With the Penn State sex scandal in the news, it’s wise to re-examine what parents can take note of to know if their child has been abused. The first thing is to watch and know your child as a person. Learn and know his or her temperament, behaviors because what abuse does is snatches away who that child is by altering the child’s normal behaviors and temperament.
For example, a happy go lucky child will become withdrawn, a talkative child, will become speechless. This occurs because after abuse the person feels shameful, dirty, that they've done something wrong, depressed, stressed at school and will often not want to go to school anymore. Another thing is if your child becomes overly or more sexually progressive than a child of that age should be, that may be a sign of sexual abuse.
Some children try to re-enact the violence and trauma of the abuse they endured by starting to fires, breaking and throwing things, having uncontrollable temper tantrums and many other abnormal behaviors to signify that something is not right with him or her. A child can also begin eating differently, have insomnia and refuse to hang out with their peers.
If you suspect abuse, the best thing to do is to ask the child upfront if they have been touched inappropriately. If the child says yes or even if they say no and your instinct tells you not to believe your child, take the child to a therapist and pediatrician to have them checked out immediately.
As your child grows up, he or she should be taught what is appropriate and inappropriate touching or interaction with adults. For example, things like showering and horsing around with adults while both are naked is not acceptable. They should be taught that no one regardless of their level of authority should touch them and they should know that sexual abuse is not done by strangers, it’s often done by someone they know including their very own parents, sibblings, uncles, aunts, teachers and family friends.

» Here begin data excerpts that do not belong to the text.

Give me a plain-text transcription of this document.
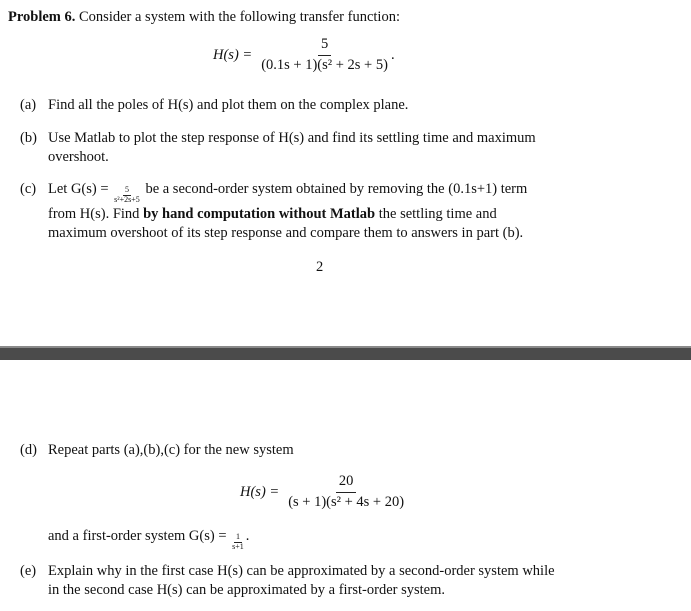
Problem 6. Consider a system with the following transfer function:
$H(s) = \frac{5}{\text{(0.1s + 1)(s² + 2s + 5)}}$ .
(a) Find all the poles of H(s) and plot them on the complex plane.
(b) Use Matlab to plot the step response of H(s) and find its settling time and maximum
overshoot.
(c) Let $G(s) = \frac{5}{\text{s²+2s+5}}$ be a second-order system obtained by removing the (0.1s+1) term
from H(s). Find by hand computation without Matlab the settling time and
maximum overshoot of its step response and compare them to answers in part (b).
2
(d) Repeat parts (a),(b),(c) for the new system
$H(s) = \frac{20}{\text{(s + 1)(s² + 4s + 20)}}$
and a first-order system $G(s) = \frac{1}{s+1}$ .
(e) Explain why in the first case H(s) can be approximated by a second-order system while
in the second case H(s) can be approximated by a first-order system.
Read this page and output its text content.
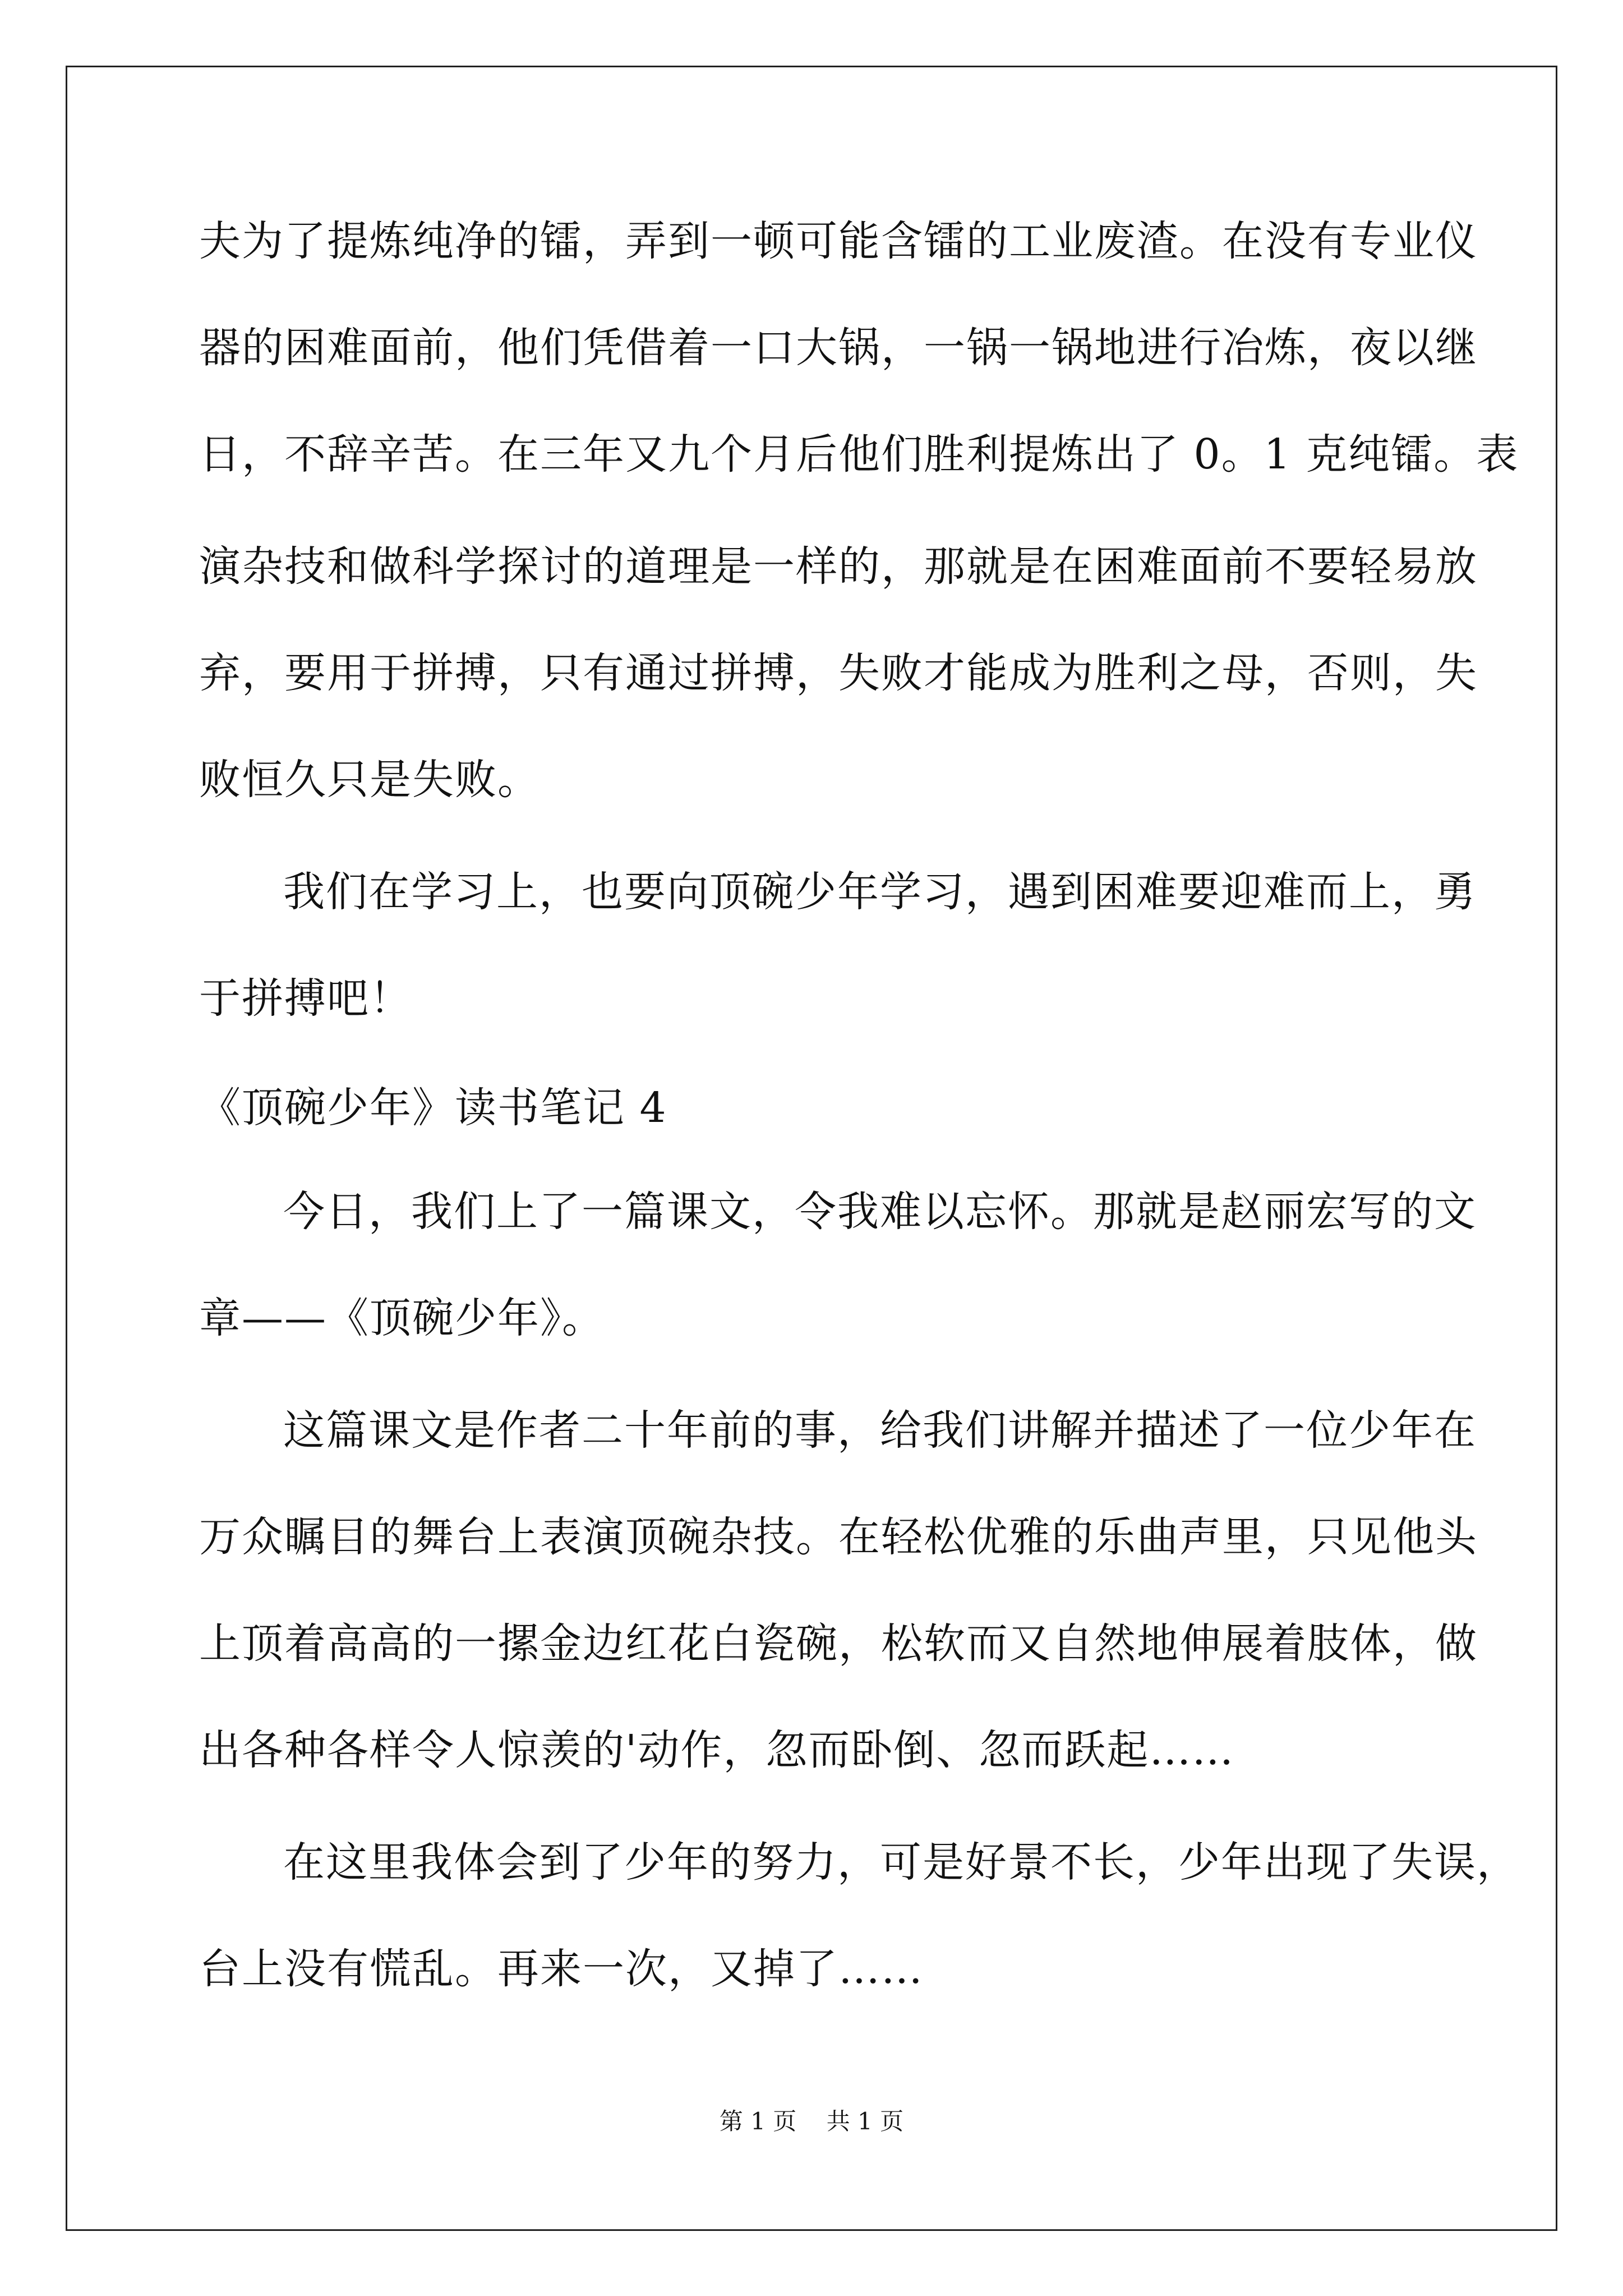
夫为了提炼纯净的镭，弄到一顿可能含镭的工业废渣。在没有专业仪
器的困难面前，他们凭借着一口大锅，一锅一锅地进行冶炼，夜以继
日，不辞辛苦。在三年又九个月后他们胜利提炼出了 0。1 克纯镭。表
演杂技和做科学探讨的道理是一样的，那就是在困难面前不要轻易放
弃，要用于拼搏，只有通过拼搏，失败才能成为胜利之母，否则，失
败恒久只是失败。
我们在学习上，也要向顶碗少年学习，遇到困难要迎难而上，勇
于拼搏吧！
《顶碗少年》读书笔记 4
今日，我们上了一篇课文，令我难以忘怀。那就是赵丽宏写的文
章——《顶碗少年》。
这篇课文是作者二十年前的事，给我们讲解并描述了一位少年在
万众瞩目的舞台上表演顶碗杂技。在轻松优雅的乐曲声里，只见他头
上顶着高高的一摞金边红花白瓷碗，松软而又自然地伸展着肢体，做
出各种各样令人惊羡的'动作，忽而卧倒、忽而跃起……
在这里我体会到了少年的努力，可是好景不长，少年出现了失误，
台上没有慌乱。再来一次，又掉了……
第 1 页    共 1 页
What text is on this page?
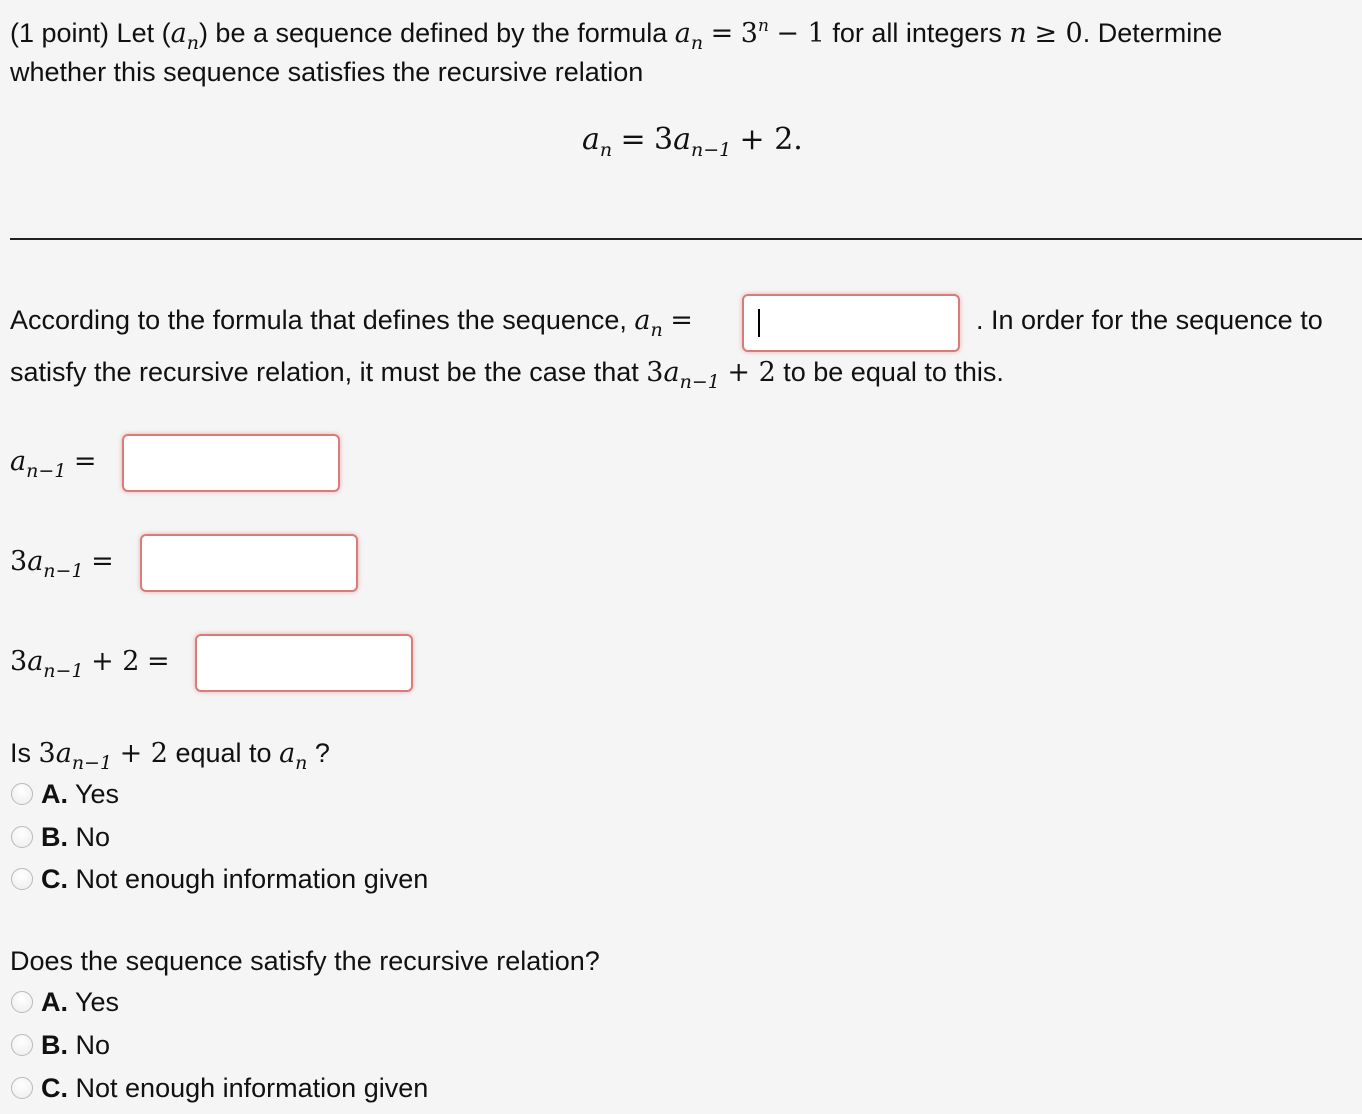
(1 point) Let $(a_n)$ be a sequence defined by the formula $a_n = 3^n - 1$ for all integers n ≥ 0. Determine
whether this sequence satisfies the recursive relation
$a_n = 3a_{n-1} + 2$.
According to the formula that defines the sequence, $a_n$ =	. In order for the sequence to
satisfy the recursive relation, it must be the case that $3a_{n-1} + 2$ to be equal to this.
$a_{n-1}$ =
$3a_{n-1}$ =
$3a_{n-1} + 2$ =
Is $3a_{n-1} + 2$ equal to $a_n$ ?
A. Yes
B. No
C. Not enough information given
Does the sequence satisfy the recursive relation?
A. Yes
B. No
C. Not enough information given
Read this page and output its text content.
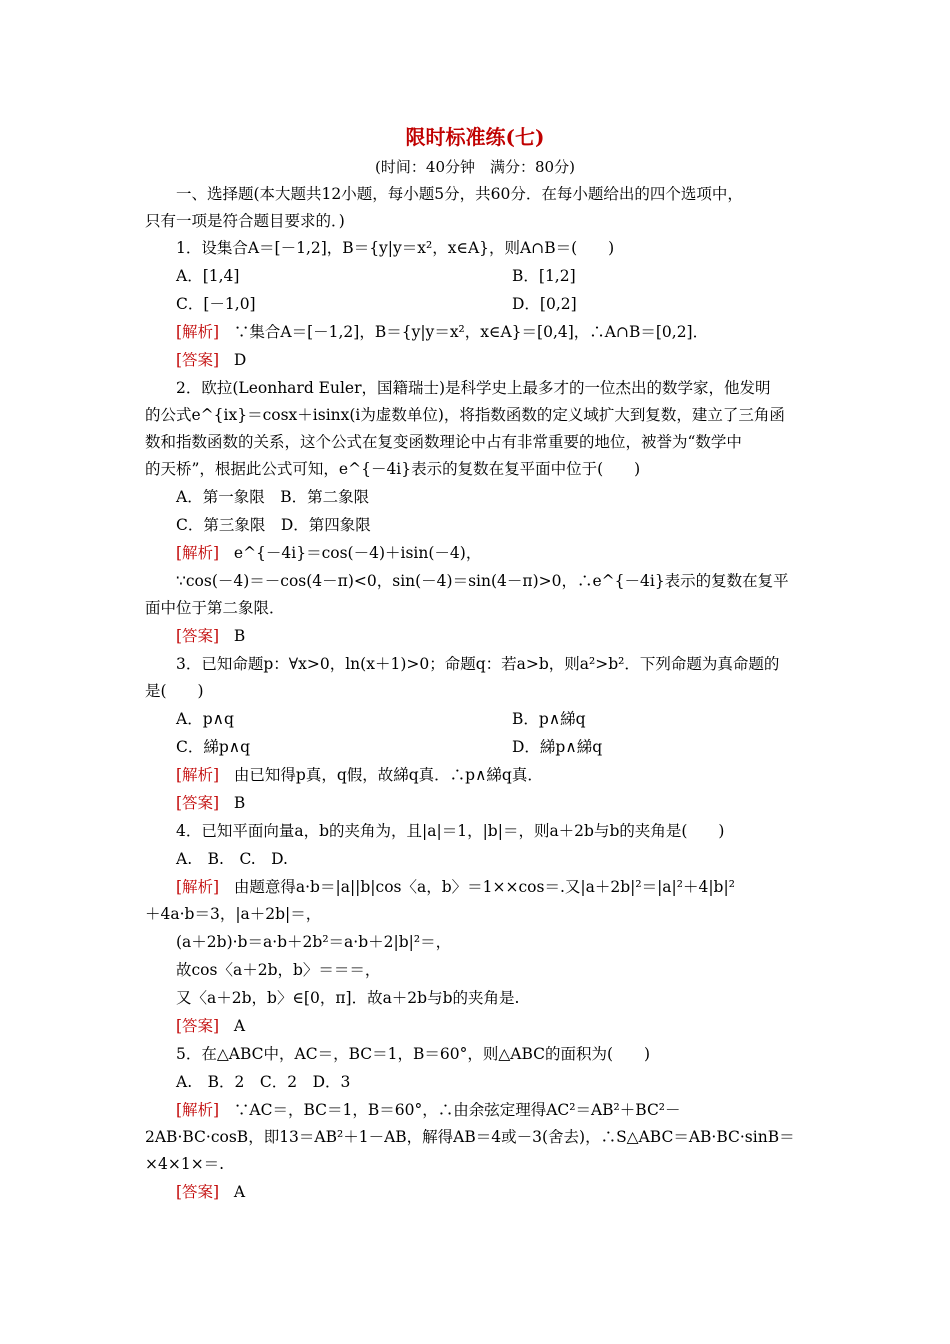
限时标准练(七)
(时间：40分钟　满分：80分)
一、选择题(本大题共12小题，每小题5分，共60分．在每小题给出的四个选项中，
只有一项是符合题目要求的．)
1．设集合A＝[－1,2]，B＝{y|y＝x²，x∈A}，则A∩B＝(　　)
A．[1,4]	B．[1,2]
C．[－1,0]	D．[0,2]
[解析] ∵集合A＝[－1,2]，B＝{y|y＝x²，x∈A}＝[0,4]，∴A∩B＝[0,2]．
[答案] D
2．欧拉(Leonhard Euler，国籍瑞士)是科学史上最多才的一位杰出的数学家，他发明
的公式e^{ix}＝cosx＋isinx(i为虚数单位)，将指数函数的定义域扩大到复数，建立了三角函
数和指数函数的关系，这个公式在复变函数理论中占有非常重要的地位，被誉为“数学中
的天桥”，根据此公式可知，e^{－4i}表示的复数在复平面中位于(　　)
A．第一象限　B．第二象限
C．第三象限　D．第四象限
[解析] e^{－4i}＝cos(－4)＋isin(－4)，
∵cos(－4)＝－cos(4－π)<0，sin(－4)＝sin(4－π)>0，∴e^{－4i}表示的复数在复平
面中位于第二象限．
[答案] B
3．已知命题p：∀x>0，ln(x＋1)>0；命题q：若a>b，则a²>b²．下列命题为真命题的
是(　　)
A．p∧q	B．p∧綈q
C．綈p∧q	D．綈p∧綈q
[解析] 由已知得p真，q假，故綈q真．∴p∧綈q真．
[答案] B
4．已知平面向量a，b的夹角为，且|a|＝1，|b|＝，则a＋2b与b的夹角是(　　)
A.　B.　C.　D.
[解析] 由题意得a·b＝|a||b|cos〈a，b〉＝1××cos＝.又|a＋2b|²＝|a|²＋4|b|²
＋4a·b＝3，|a＋2b|＝，
(a＋2b)·b＝a·b＋2b²＝a·b＋2|b|²＝，
故cos〈a＋2b，b〉＝＝＝，
又〈a＋2b，b〉∈[0，π]．故a＋2b与b的夹角是.
[答案] A
5．在△ABC中，AC＝，BC＝1，B＝60°，则△ABC的面积为(　　)
A.　B．2　C．2　D．3
[解析] ∵AC＝，BC＝1，B＝60°，∴由余弦定理得AC²＝AB²＋BC²－
2AB·BC·cosB，即13＝AB²＋1－AB，解得AB＝4或－3(舍去)，∴S△ABC＝AB·BC·sinB＝
×4×1×＝.
[答案] A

Also, for the sake of the children, unmarried, separated or divorced parents should put their differences aside and co-parent their children together as effectively as possible, so that predators will not see your child as a vulnerable child of a single parent that they can take advantage of and get away with it, because pedophiles often target vulnerable kids from low income single parent households who are looking for a father figure, because ultimately, predators are con men who seduce in a slow and progressive manner by getting the child to like them by giving gifts first and then they preying on them.
This conflicting message for a child is confusing and a child that has been starved of parental affection would love to have so much to have adult attention and to be showered with gifts. Then the person preys on them, and does things that are so harmful and exploitative to them. However as a parent always be on your guard and know that it’s not entirely normal for grown men to pay so much time and effort on young boys.